For events with audiences, the current rules will continue to apply until the protocols are adjusted. The National Security Council has asked Celeval to work with the relevant ministers and the different sectors to revise these rules to give stability and predictability to the sectors and give them the capacity to recover while continuing to protect public health.

Regarding wearing masks, it remains mandatory when safety distances cannot be guaranteed. Nevertheless, as it is unnecessary to impose it everywhere all the time, from 1 October masks will no longer be compulsory outdoors, except in extremely busy places where safety distances cannot be respected (determined by the local authorities) and in well-defined covered places such as public transport, shops or cinemas, for example, regardless of their level of attendance (see list in the ministerial order).

As far as shopping is concerned, there is no longer a limit on the number of people (always respecting the safety distance) and the time allowed for shopping.

In the professional environment, teleworking is still recommended.

On the basis of these six rules, Celeval’s experts continue to work on setting up a barometer of the epidemic at national, regional and also provincial level, which will be implemented gradually.

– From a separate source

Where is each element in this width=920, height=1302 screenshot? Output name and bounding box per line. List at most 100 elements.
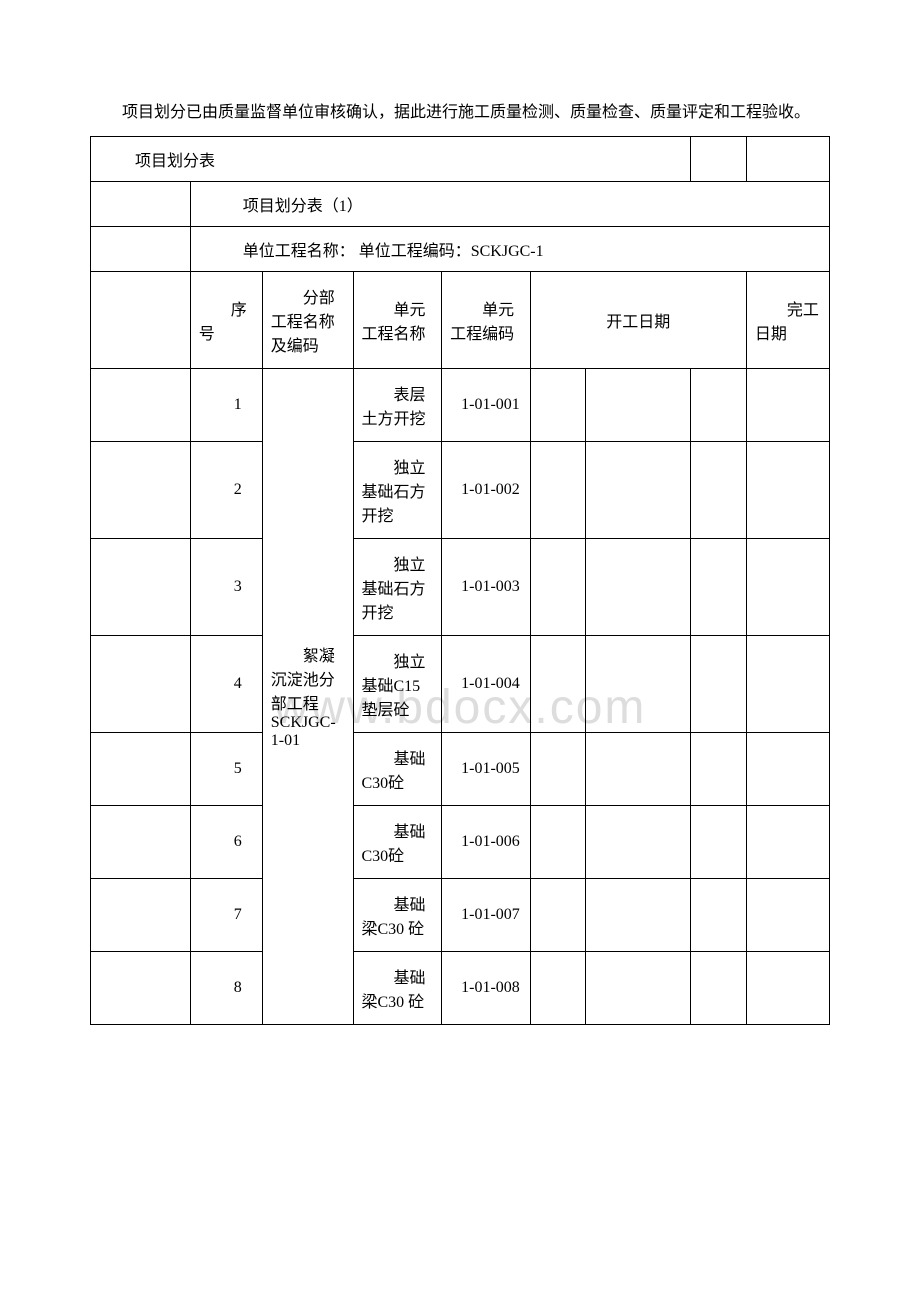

This barometer needs to be further refined. It will operate according to a tiered principle: the more the situation worsens, the more restrictive measures need to be taken. It will be based mainly, but not exclusively, on the evolution of the number of hospitalisations. The aim is to reach a consensus in the Consultation Committee in a fortnight’ time.

A series of decisions have been taken on the subject of testing:

Increasing the testing capacity of existing triage centres and setting up new screening points. The federated entities are currently working on this.

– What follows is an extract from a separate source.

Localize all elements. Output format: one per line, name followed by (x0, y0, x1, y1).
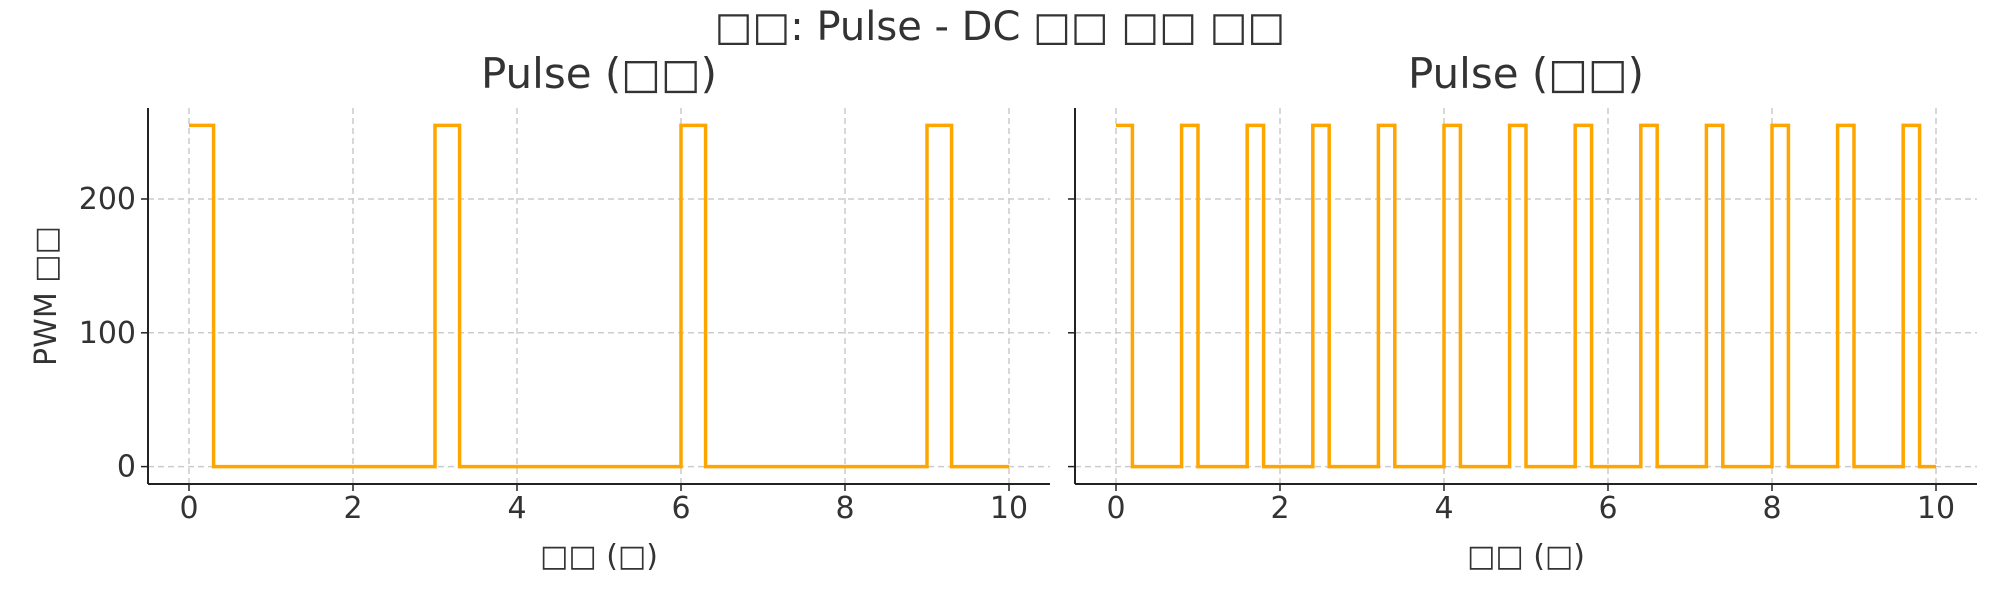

The creation of a call-centre which will make it possible to concentrate all requests towards a single information point and relieve the burden on general practitioners.

The setting up of an appointment platform to dispatch requests through the available centres.

Reducing the administrative burden on doctors through the creation of a “Corona prescription” in mid-October for certain asymptomatic cases – such as return trips, for example.

Or encouraging patients to obtain the results of tests carried out directly on the internet, notably via the Cozo system or masanté.be.

About tracing, the Coronalert mobile application will be launched on 30 September. At the end of this month, a press conference will be organised with all the information about the application.

The quarantine has been shortened and simplified:

In the event of symptom(s), the patient must isolate himself immediately for 7 days and contact his doctor for a test as soon as possible. If the test is positive, the quarantine continues and if the test is negative, the patient can be released as soon as his/her clinical situation allows.

For asymptomatic persons who have had close contact with a positive person, as soon as the person learns or is contacted through contact tracing, the person immediately goes into quarantine for 7 days from the last day that the person had close contact with the infected person. This only in the case of close contact with the positive person. A single test is then necessary on the 5th day. If the test is positive, the quarantine is extended for another 7 days. If the test is negative, the quarantine ends after the 7th day.

As far as the return from holidays is concerned:

From Friday onwards, going to “red zone” region will be strongly discouraged but no longer forbidden.

Returning from an “orange zone” will no longer mean to be tested.

For travellers returning from a “red zone”, they will have to quarantine themselves from the 1st day of their return and test on the 5th day. They will be able to evade this obligation if they fill in a self-assessment document which, after analysis, authorises them to do so. These instructions do not apply to people who spend less than 48 hours in a red zone, such as cross-border commuters.

As regards couples of different nationalities and/or who reside in different countries, the conditions for their reunion have been relaxed. From now on, they will be required to prove at least six months (instead of one year) of living together, one year of relationship (instead of two) or, as before, the existence of a child together.